Silk Screen Labels?

Anyone have any experience with silk screen labels?

Are there particular colors to avoid or that work well with traditional dead leaf green and flint Burgundy bottles?

It ain’t cheap, but I really dig the silk screen look and I like the “green” factor too.

I really don’t know about the colors, but I had a friend from school who worked at a winery that did silk screen. Just be really sure you know how many bottles you will need. Too many and you’ve wasted a bunch of money, and too few and you will have left over juice- and reordering a small amount will be really expensive.

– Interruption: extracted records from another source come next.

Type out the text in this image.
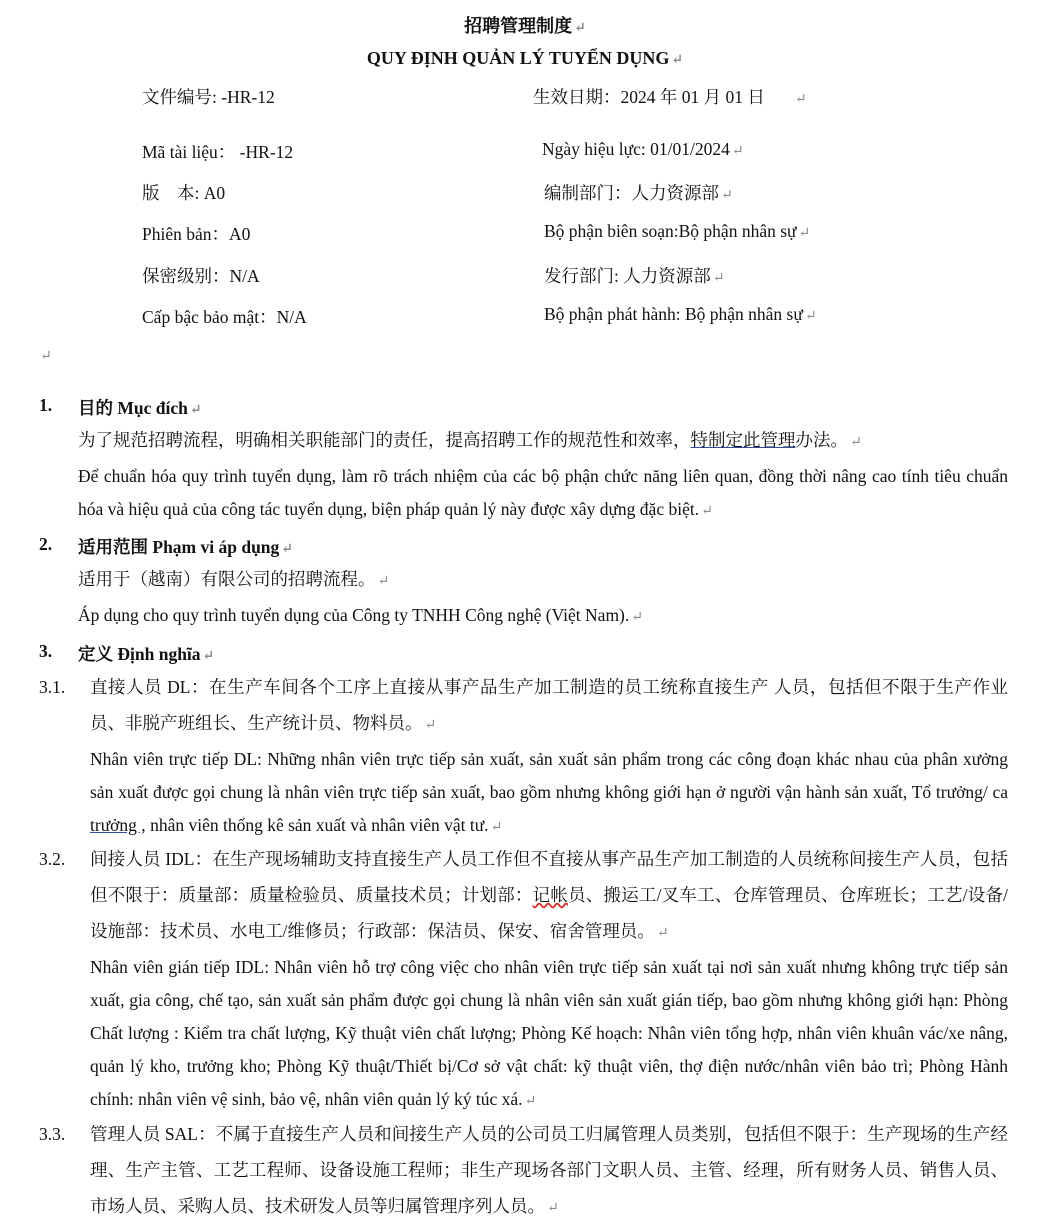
招聘管理制度 ↵
QUY ĐỊNH QUẢN LÝ TUYỂN DỤNG ↵
文件编号: -HR-12	生效日期：2024 年 01 月 01 日 ↵
Mã tài liệu： -HR-12	Ngày hiệu lực: 01/01/2024 ↵
版　本: A0	编制部门：人力资源部 ↵
Phiên bản：A0	Bộ phận biên soạn:Bộ phận nhân sự ↵
保密级别：N/A	发行部门: 人力资源部 ↵
Cấp bậc bảo mật：N/A	Bộ phận phát hành: Bộ phận nhân sự ↵
↵
1. 目的 Mục đích ↵
为了规范招聘流程，明确相关职能部门的责任，提高招聘工作的规范性和效率，特制定此管理办法。 ↵
Để chuẩn hóa quy trình tuyển dụng, làm rõ trách nhiệm của các bộ phận chức năng liên quan, đồng thời nâng cao tính tiêu chuẩn hóa và hiệu quả của công tác tuyển dụng, biện pháp quản lý này được xây dựng đặc biệt. ↵
2. 适用范围 Phạm vi áp dụng ↵
适用于（越南）有限公司的招聘流程。 ↵
Áp dụng cho quy trình tuyển dụng của Công ty TNHH Công nghệ (Việt Nam). ↵
3. 定义 Định nghĩa ↵
3.1. 直接人员 DL：在生产车间各个工序上直接从事产品生产加工制造的员工统称直接生产 人员，包括但不限于生产作业员、非脱产班组长、生产统计员、物料员。 ↵
Nhân viên trực tiếp DL: Những nhân viên trực tiếp sản xuất, sản xuất sản phẩm trong các công đoạn khác nhau của phân xưởng sản xuất được gọi chung là nhân viên trực tiếp sản xuất, bao gồm nhưng không giới hạn ở người vận hành sản xuất, Tổ trưởng/ ca trưởng , nhân viên thống kê sản xuất và nhân viên vật tư. ↵
3.2. 间接人员 IDL：在生产现场辅助支持直接生产人员工作但不直接从事产品生产加工制造的人员统称间接生产人员，包括但不限于：质量部：质量检验员、质量技术员；计划部：记帐员、搬运工/叉车工、仓库管理员、仓库班长；工艺/设备/设施部：技术员、水电工/维修员；行政部：保洁员、保安、宿舍管理员。 ↵
Nhân viên gián tiếp IDL: Nhân viên hỗ trợ công việc cho nhân viên trực tiếp sản xuất tại nơi sản xuất nhưng không trực tiếp sản xuất, gia công, chế tạo, sản xuất sản phẩm được gọi chung là nhân viên sản xuất gián tiếp, bao gồm nhưng không giới hạn: Phòng Chất lượng : Kiểm tra chất lượng, Kỹ thuật viên chất lượng; Phòng Kế hoạch: Nhân viên tổng hợp, nhân viên khuân vác/xe nâng, quản lý kho, trưởng kho; Phòng Kỹ thuật/Thiết bị/Cơ sở vật chất: kỹ thuật viên, thợ điện nước/nhân viên bảo trì; Phòng Hành chính: nhân viên vệ sinh, bảo vệ, nhân viên quản lý ký túc xá. ↵
3.3. 管理人员 SAL：不属于直接生产人员和间接生产人员的公司员工归属管理人员类别，包括但不限于：生产现场的生产经理、生产主管、工艺工程师、设备设施工程师；非生产现场各部门文职人员、主管、经理，所有财务人员、销售人员、市场人员、采购人员、技术研发人员等归属管理序列人员。 ↵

Not sure how it might apply to silk screen but my daughter, who’s been a brand manager and now a marketing exec for large wineries gave me some warnings when I was designing a label for my wine preservation device. She said to be careful with greens and darker red/burgundy colors. From my own experience, in the apparel industry, I found that to be true in a lot of applications. Part of the problem is color integrity and part is what happens when those colors are put over dark wine bottle glass colors. I can also tell you that, in t-shirt printing, you have to ‘flash’ or undercoat with white ink to get anything close to what your original color looks like when you print on dark grounds, or where dark grounds will show through. I would expect labels would be similar.

Hope that helps a little.

Thanks for the tips!

On our first pass we liked an off-red color, but for our logo it doesn’t look right. Ultimately, lighter colors seems to look the best.